Numéros Inami pour les médecins: pour Maggie De Block, la guerre politique est relancée

La ministre de la Santé Maggie De Block (Open VLD) veut durcir la délivrance des numéros Inami en fin de parcours. A partir de 2025, les quotas de numéros Inami seront doublés d’un système « d’attestations de contingentement ». L’objectif : réduire le nombre d’étudiants en médecine, comme l’expliquait la ministre ce lundi matin au micro de Matin Première.

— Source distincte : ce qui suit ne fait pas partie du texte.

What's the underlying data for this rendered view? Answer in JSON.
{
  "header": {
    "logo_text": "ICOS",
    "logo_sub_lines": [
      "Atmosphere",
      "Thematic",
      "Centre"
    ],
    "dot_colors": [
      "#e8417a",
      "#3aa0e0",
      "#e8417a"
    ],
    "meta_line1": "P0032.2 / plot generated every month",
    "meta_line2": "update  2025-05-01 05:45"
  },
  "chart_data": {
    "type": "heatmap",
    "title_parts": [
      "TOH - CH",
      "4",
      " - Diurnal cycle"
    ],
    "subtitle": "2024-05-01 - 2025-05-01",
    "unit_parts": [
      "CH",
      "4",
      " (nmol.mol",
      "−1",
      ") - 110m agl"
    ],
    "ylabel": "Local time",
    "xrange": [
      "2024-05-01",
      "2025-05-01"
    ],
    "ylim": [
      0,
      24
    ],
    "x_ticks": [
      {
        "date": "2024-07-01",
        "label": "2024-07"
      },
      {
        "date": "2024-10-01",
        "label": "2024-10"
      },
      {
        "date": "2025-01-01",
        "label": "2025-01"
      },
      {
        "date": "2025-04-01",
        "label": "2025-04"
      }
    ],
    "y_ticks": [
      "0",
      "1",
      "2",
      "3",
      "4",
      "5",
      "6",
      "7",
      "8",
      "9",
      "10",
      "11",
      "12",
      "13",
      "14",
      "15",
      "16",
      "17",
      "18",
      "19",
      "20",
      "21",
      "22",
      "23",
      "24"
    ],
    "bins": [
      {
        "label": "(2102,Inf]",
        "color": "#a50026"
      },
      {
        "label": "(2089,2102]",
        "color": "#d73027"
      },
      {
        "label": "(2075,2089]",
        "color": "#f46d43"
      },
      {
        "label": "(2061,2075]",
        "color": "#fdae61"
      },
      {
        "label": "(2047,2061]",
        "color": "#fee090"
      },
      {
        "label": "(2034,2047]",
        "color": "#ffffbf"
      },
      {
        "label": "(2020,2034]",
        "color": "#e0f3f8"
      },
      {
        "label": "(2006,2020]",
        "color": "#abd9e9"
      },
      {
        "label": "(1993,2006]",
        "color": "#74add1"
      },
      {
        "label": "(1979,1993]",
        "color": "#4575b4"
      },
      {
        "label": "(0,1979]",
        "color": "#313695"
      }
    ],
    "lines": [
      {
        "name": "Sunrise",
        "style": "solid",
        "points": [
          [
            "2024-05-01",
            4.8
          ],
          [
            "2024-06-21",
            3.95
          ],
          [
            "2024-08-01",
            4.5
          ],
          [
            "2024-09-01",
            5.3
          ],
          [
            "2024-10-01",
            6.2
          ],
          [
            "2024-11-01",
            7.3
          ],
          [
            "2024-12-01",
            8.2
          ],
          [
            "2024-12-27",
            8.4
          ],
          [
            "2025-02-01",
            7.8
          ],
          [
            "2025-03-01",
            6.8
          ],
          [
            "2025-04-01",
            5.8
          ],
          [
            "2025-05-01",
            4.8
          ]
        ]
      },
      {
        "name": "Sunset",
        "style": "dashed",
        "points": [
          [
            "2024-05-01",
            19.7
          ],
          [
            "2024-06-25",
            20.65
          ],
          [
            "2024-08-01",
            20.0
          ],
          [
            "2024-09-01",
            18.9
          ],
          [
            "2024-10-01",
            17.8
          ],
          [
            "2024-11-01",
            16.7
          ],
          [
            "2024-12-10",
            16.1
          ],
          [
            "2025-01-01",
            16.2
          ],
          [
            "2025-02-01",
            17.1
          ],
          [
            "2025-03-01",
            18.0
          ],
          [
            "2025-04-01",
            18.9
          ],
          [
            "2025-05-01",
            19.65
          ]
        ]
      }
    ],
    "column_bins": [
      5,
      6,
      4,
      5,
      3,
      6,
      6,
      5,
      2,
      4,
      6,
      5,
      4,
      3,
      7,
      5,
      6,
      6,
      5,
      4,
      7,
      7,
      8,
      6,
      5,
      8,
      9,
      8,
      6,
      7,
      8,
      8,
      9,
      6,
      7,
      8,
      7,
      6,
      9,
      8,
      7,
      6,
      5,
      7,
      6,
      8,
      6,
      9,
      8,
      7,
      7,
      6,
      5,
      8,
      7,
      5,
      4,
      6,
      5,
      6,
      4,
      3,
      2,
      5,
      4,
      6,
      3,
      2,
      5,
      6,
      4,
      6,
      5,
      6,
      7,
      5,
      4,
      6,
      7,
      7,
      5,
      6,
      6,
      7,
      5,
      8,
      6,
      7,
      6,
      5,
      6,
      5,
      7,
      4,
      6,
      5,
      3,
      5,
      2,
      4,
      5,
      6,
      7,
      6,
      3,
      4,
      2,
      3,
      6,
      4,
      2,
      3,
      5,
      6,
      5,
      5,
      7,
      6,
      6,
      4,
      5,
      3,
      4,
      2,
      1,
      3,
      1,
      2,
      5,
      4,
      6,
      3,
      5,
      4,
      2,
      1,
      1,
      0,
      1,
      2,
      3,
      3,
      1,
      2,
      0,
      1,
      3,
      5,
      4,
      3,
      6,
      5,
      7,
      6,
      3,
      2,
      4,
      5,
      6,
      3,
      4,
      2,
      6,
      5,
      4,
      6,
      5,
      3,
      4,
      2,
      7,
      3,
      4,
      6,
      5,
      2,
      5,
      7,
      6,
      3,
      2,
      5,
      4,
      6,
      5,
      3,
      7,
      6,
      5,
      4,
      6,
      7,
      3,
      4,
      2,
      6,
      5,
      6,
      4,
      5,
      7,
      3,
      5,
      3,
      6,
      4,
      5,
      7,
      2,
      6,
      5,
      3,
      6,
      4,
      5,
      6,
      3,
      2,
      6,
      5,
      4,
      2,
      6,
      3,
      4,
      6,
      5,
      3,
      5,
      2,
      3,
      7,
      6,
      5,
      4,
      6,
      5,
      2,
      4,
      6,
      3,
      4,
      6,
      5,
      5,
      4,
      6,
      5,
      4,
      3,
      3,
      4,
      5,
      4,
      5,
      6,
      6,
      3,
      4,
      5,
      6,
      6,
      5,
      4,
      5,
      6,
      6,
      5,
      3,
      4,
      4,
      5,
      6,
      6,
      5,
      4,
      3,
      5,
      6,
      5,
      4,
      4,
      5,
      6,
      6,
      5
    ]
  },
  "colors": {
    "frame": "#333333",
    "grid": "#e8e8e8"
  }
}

Malgré la mise en place d’un examen d’entrée en Fédération Wallonie-Bruxelles, les candidats médecin sont toujours trop nombreux pour la ministre par rapport aux quotas qui devaient être respectés dans le domaine. « J’ai toujours dit qu’il n’était pas suffisant d’installer un filtre. Il faut que ce filtre soit efficace, avance Maggie De Block. Ici, on a laissé passer le double de médecins dont on a besoin. »

Pour elle, la responsabilité est celle du ministre de l’Enseignement supérieur Jean-Claude Marcourt qui n’aurait pas respecté l’accord de départ : « Les francophones ont trop de médecins, mais pas assez de généralistes. C'est une question de sous-quota. En Flandre, 40% des médecins ont été formés chaque année en généraliste, alors il y en a presque assez. Mais en Wallonie, par contre, on est à 23-27%. Ce n’est pas suffisant ». Conséquence, la guerre politique est relancée : « On n’a pas respecté l’accord, alors je ne sais rien faire. Et si je ne fais rien, les futurs étudiants n’auront pas de numéro », assène-t-elle.

Dispositifs médicaux moins chers

Dès le 7 février 2019, la ministre de la Santé autorise la vente en grandes surfaces de dispositifs médicaux tels que des pansements stériles ou des sondes, en accord avec une directive européenne allant à l’encontre du monopole des pharmacies sur certains produits. « La bonne nouvelle, c’est que ce sera moins cher dans les magasins », se réjouit-elle. De quoi fâcher les pharmaciens ? « Non. Ce seront des produits vendus par les pharmaciens parce qu’ils sont stériles, mais pas des médicaments », tient à rassurer la ministre.

Rien contre la procédure des visas humanitaires

Maggie De Block s’est également exprimée sur l’Asile et la Migration, compétence dont elle a hérité suite au départ de la N-VA du gouvernement. Si son prédécesseur l’accuse de laxisme, la libérale n’y prête aucune attention. « Après les élections communales, des quotas ont été mis en place. Il n’y avait que 50 personnes qui pouvaient se rendre chaque jour au Petit-Château (centre d’accueil Fedasil de Bruxelles, ndlr). Ces quotas ont été en place pendant 3 semaines. S’il y avait 120 personnes, seules 50 étaient prises en charge. Le reste était accueilli par des associations, chez des gens qui ont donné temporairement une chambre, ou dans les parcs. Aujourd’hui, on a résorbé cette situation », annonce-t-elle.

Quant au récent scandale des visas humanitaires, Maggie De Block ne voit aucune raison de réformer quoi que ce soit. « On va en parler demain au parlement, explique-t-elle. Je pense qu’il ne faut pas changer la procédure, mais qu’il faut être transparent dans les décisions que l’on aura prises. » Elle admet cependant que les méthodes de Théo Francken ont posé problème : « Il a changé la façon de procéder et a fait intervenir des personnes intermédiaires, et c’est avec ces personnes qu’il y a eu des problèmes ».